24 июня наш полк вступил в первый бой с танками противника…»
А вот как описывает последние мирные дни маршал Иван Христофорович Баграмян, начальник оперативного отдела штаба КОВО и находившийся в самой гуще событий (именно через него в штабе Киевского округа проходили распоряжения из ГШ и Наркомата обороны в предвоенные дни).
(«Так начиналась война», – М., Воениздат, 1971 г. – http://militera.lib.ru/memo/russian/bagramyan1/index.html:
«…В начале мая мы получили оперативную директиву Народного комиссара обороны, которая определила задачи войск округа на случай внезапного нападения гитлеровцев на нашу страну.
Читатель может усомниться в необходимости такой директивы: ведь отражение возможной агрессии предусматривалось планом прикрытия государственной границы. Однако к тому времени этот план не был еще утвержден Москвой. Видимо, поэтому Народный комиссар решил специальной директивой повысить боевую готовность западных приграничных округов. Задачи ставились конкретные: своевременно выявить сосредоточение войск наших вероятных противников, группировку их сил; не допустить вторжения войск агрессора на территорию СССР; быть готовыми упорной обороной надежно прикрыть мобилизацию, сосредоточение и развертывание войск округа.
В первом эшелоне, как и предусматривалось планом (Планом прикрытия госграницы, который должен иметься в каждом приграничном округе), готовились к развертыванию стрелковые корпуса, а во втором – механизированные (по одному на каждую из четырех армий). Стрелковые соединения должны были во что бы то ни стало остановить агрессора на линии приграничных укреплений, а прорвавшиеся его силы уничтожить решительными массированными ударами механизированных корпусов и авиации. В дополнение к плану прикрытия (существовавшему в округе и до этого) директива наркома требовала от командования округа спешно подготовить в 30–35 километрах от границы тыловой оборонительный рубеж, на который вывести пять стрелковых и четыре механизированных корпуса, составлявшие второй эшелон войск округа. Все эти перемещения войск должны были начаться по особому приказу наркома…

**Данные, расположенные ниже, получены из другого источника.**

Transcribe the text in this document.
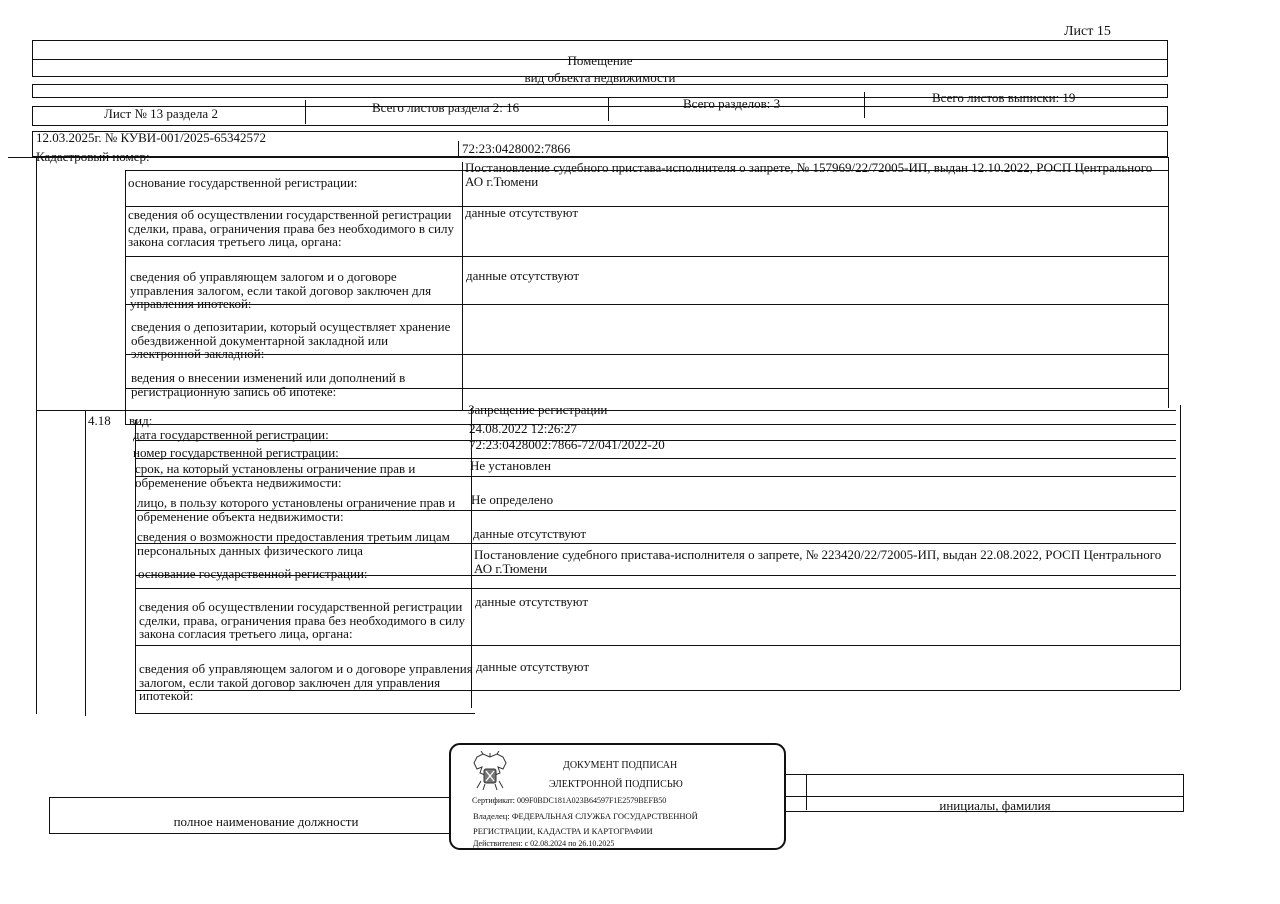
Лист 15
Помещение
вид объекта недвижимости
Лист № 13 раздела 2	Всего листов раздела 2: 16	Всего разделов: 3	Всего листов выписки: 19
12.03.2025г. № КУВИ-001/2025-65342572
Кадастровый номер:
72:23:0428002:7866
основание государственной регистрации:
Постановление судебного пристава-исполнителя о запрете, № 157969/22/72005-ИП, выдан 12.10.2022, РОСП Центрального АО г.Тюмени
сведения об осуществлении государственной регистрации сделки, права, ограничения права без необходимого в силу закона согласия третьего лица, органа:
данные отсутствуют
сведения об управляющем залогом и о договоре управления залогом, если такой договор заключен для управления ипотекой:
данные отсутствуют
сведения о депозитарии, который осуществляет хранение обездвиженной документарной закладной или электронной закладной:
ведения о внесении изменений или дополнений в регистрационную запись об ипотеке:
4.18 вид:
Запрещение регистрации
дата государственной регистрации:	24.08.2022 12:26:27
номер государственной регистрации:
72:23:0428002:7866-72/041/2022-20
срок, на который установлены ограничение прав и обременение объекта недвижимости:
Не установлен
лицо, в пользу которого установлены ограничение прав и обременение объекта недвижимости:
Не определено
сведения о возможности предоставления третьим лицам персональных данных физического лица
данные отсутствуют
основание государственной регистрации:
Постановление судебного пристава-исполнителя о запрете, № 223420/22/72005-ИП, выдан 22.08.2022, РОСП Центрального АО г.Тюмени
сведения об осуществлении государственной регистрации сделки, права, ограничения права без необходимого в силу закона согласия третьего лица, органа:
данные отсутствуют
сведения об управляющем залогом и о договоре управления залогом, если такой договор заключен для управления ипотекой:
данные отсутствуют
полное наименование должности
инициалы, фамилия
ДОКУМЕНТ ПОДПИСАН
ЭЛЕКТРОННОЙ ПОДПИСЬЮ
Сертификат: 009F0BDC181A023B64597F1E2579BEFB50
Владелец: ФЕДЕРАЛЬНАЯ СЛУЖБА ГОСУДАРСТВЕННОЙ
РЕГИСТРАЦИИ, КАДАСТРА И КАРТОГРАФИИ
Действителен: с 02.08.2024 по 26.10.2025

…Во время этой работы у меня возникло сомнение: уж очень незначительной оказывалась общая глубина обороны – всего 50 километров. А если враг прорвется? Кто его встретит в тылу? Ведь в резерве командования округа сил почти не оставалось…
…Во второй половине мая мы получили директиву, в которой предписывалось принять из Северо-Кавказского военного округа и разместить в лагерях управление 34-го стрелкового корпуса с корпусными частями, четыре стрелковые и одну горнострелковую дивизии… Первый эшелон должен был прибыть 20 мая…В конце мая значительная часть командиров штаба округа была занята приемом и размещением прибывавших войск. Эшелон следовал за эшелоном.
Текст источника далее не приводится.